Compared with traditional color dyes, structural color has the advantages of high resolution and good stability, which can achieve full-tone modulation in the visible light range. All-dielectric metasurface structures are proposed to replace plasmonic metasurfaces with higher losses. Due to the existence of high-order dipole resonance mode in the short-wave range, the enhancement of color saturation is limited. Aiming at this problem, a feasible scheme to suppress high-order dipole mode is proposed.
In a study published in Optics Express, a research group led by Prof. GAO Jinsong from the Changchun Institute of Optics, Fine Mechanics and Physics (CIOMP) of the Chinese Academy of Sciences (CAS) proposed an all-dielectric grating structure color filter with narrow bandwidth and high-quality factor.
Using the finite difference time domain method, researchers conducted an in-depth comparative study on HfO2 gratings and SiO2/HfO2 gratings. In this process, GAO and his group found that the addition of the SiO2 layer effectively suppressed the generation trend of high-order dipole mode and improved the saturation of the structural color. The physical mechanism of the result was explained by the magnetic field distribution and the electric field vector diagram. They then explored the influence of the structural parameters on the spectral curve and the sensitivity of the polarization state.
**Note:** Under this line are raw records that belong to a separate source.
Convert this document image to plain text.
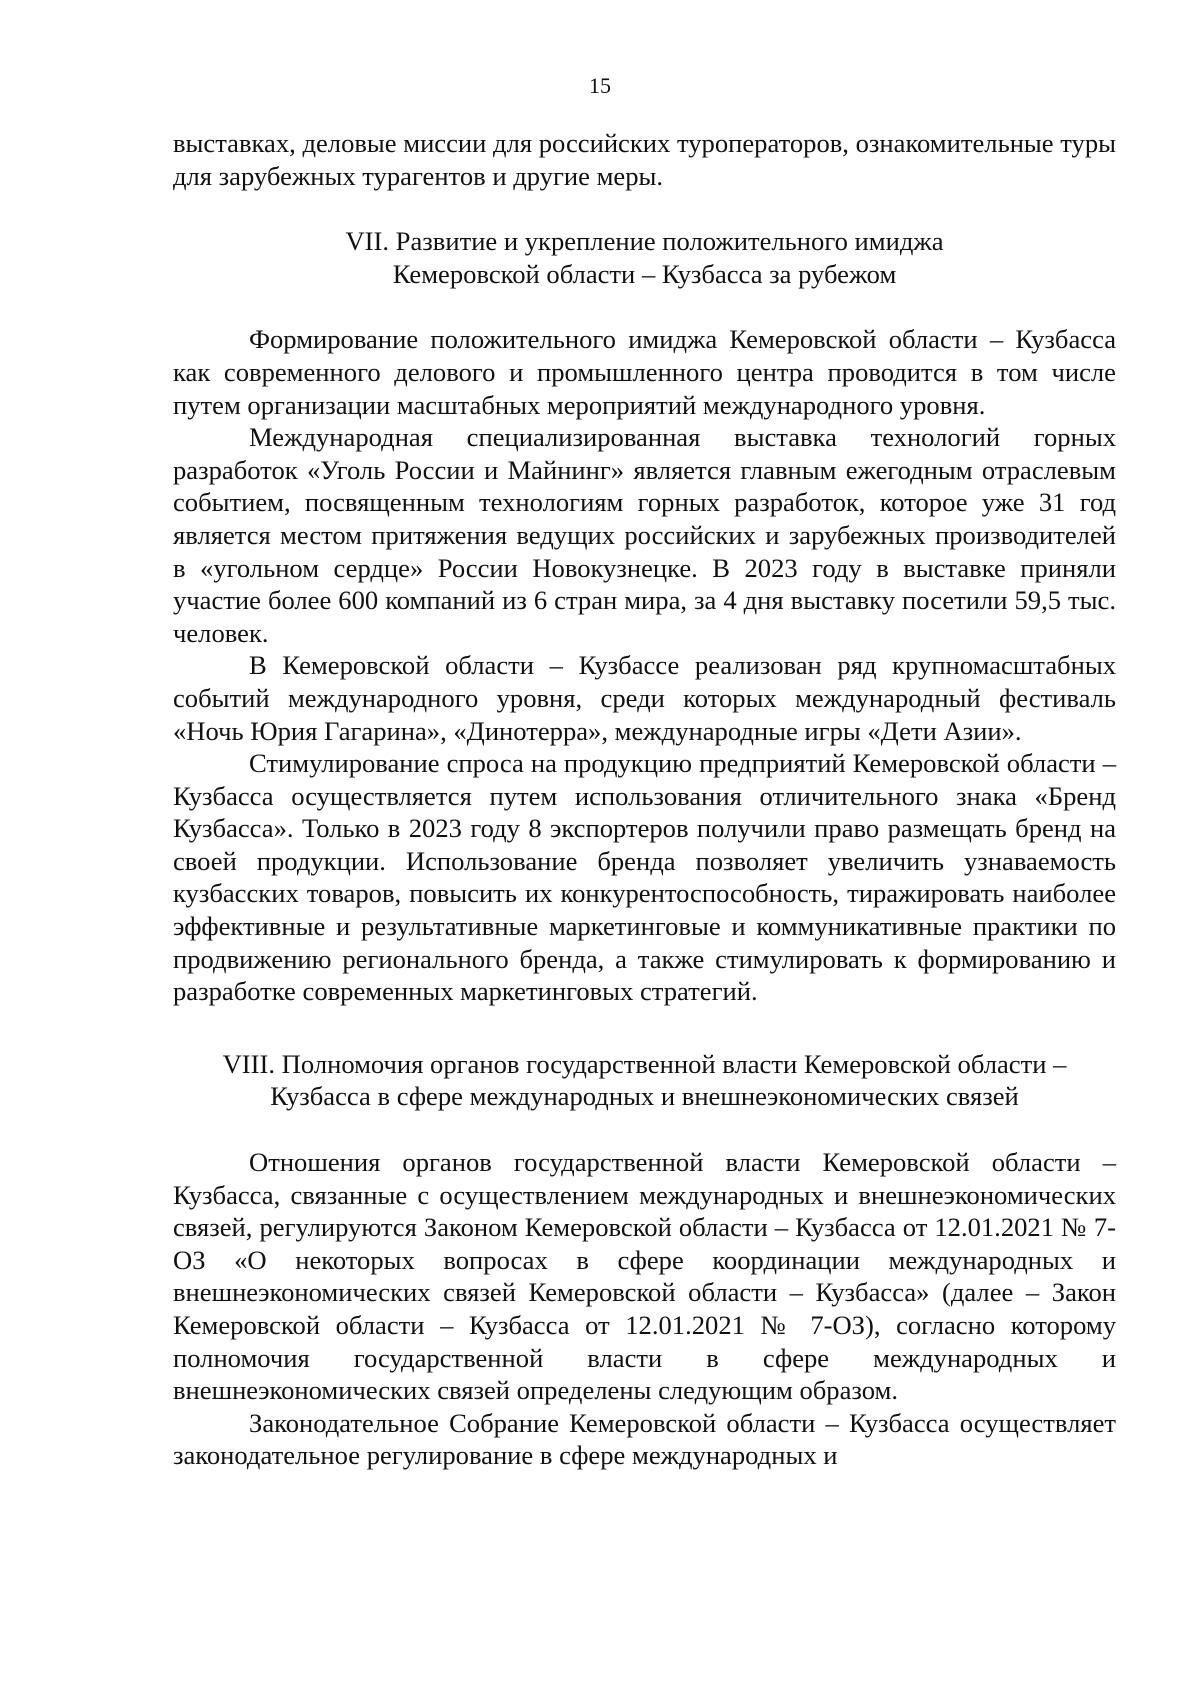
15

выставках, деловые миссии для российских туроператоров, ознакомительные туры для зарубежных турагентов и другие меры.

VII. Развитие и укрепление положительного имиджа
Кемеровской области – Кузбасса за рубежом

Формирование положительного имиджа Кемеровской области – Кузбасса как современного делового и промышленного центра проводится в том числе путем организации масштабных мероприятий международного уровня.

Международная специализированная выставка технологий горных разработок «Уголь России и Майнинг» является главным ежегодным отраслевым событием, посвященным технологиям горных разработок, которое уже 31 год является местом притяжения ведущих российских и зарубежных производителей в «угольном сердце» России Новокузнецке. В 2023 году в выставке приняли участие более 600 компаний из 6 стран мира, за 4 дня выставку посетили 59,5 тыс. человек.

В Кемеровской области – Кузбассе реализован ряд крупномасштабных событий международного уровня, среди которых международный фестиваль «Ночь Юрия Гагарина», «Динотерра», международные игры «Дети Азии».

Стимулирование спроса на продукцию предприятий Кемеровской области – Кузбасса осуществляется путем использования отличительного знака «Бренд Кузбасса». Только в 2023 году 8 экспортеров получили право размещать бренд на своей продукции. Использование бренда позволяет увеличить узнаваемость кузбасских товаров, повысить их конкурентоспособность, тиражировать наиболее эффективные и результативные маркетинговые и коммуникативные практики по продвижению регионального бренда, а также стимулировать к формированию и разработке современных маркетинговых стратегий.

VIII. Полномочия органов государственной власти Кемеровской области –
Кузбасса в сфере международных и внешнеэкономических связей

Отношения органов государственной власти Кемеровской области – Кузбасса, связанные с осуществлением международных и внешнеэкономических связей, регулируются Законом Кемеровской области – Кузбасса от 12.01.2021 № 7-ОЗ «О некоторых вопросах в сфере координации международных и внешнеэкономических связей Кемеровской области – Кузбасса» (далее – Закон Кемеровской области – Кузбасса от 12.01.2021 № 7-ОЗ), согласно которому полномочия государственной власти в сфере международных и внешнеэкономических связей определены следующим образом.

Законодательное Собрание Кемеровской области – Кузбасса осуществляет законодательное регулирование в сфере международных и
Based on the above finding, the all-dielectric grating proposed by the researchers ensured that the reflectivity at the peak position is close to 1, and the transmittance at the non-resonant peak position exceeds 99%. The realization chromaticity coordinates occupied most of the area of the CIE-1931 chromaticity diagram. By adjusting the duty cycle, researchers obtained the excellent spectral characteristics with the FWHM =2nm and the quality factor Q=424.5.
This all-dielectric grating has excellent characteristics of high structural color quality, low full width of half maximum and high-quality factor, which is of great significance to the fields of sensing, display imaging and other fields, according to the researchers.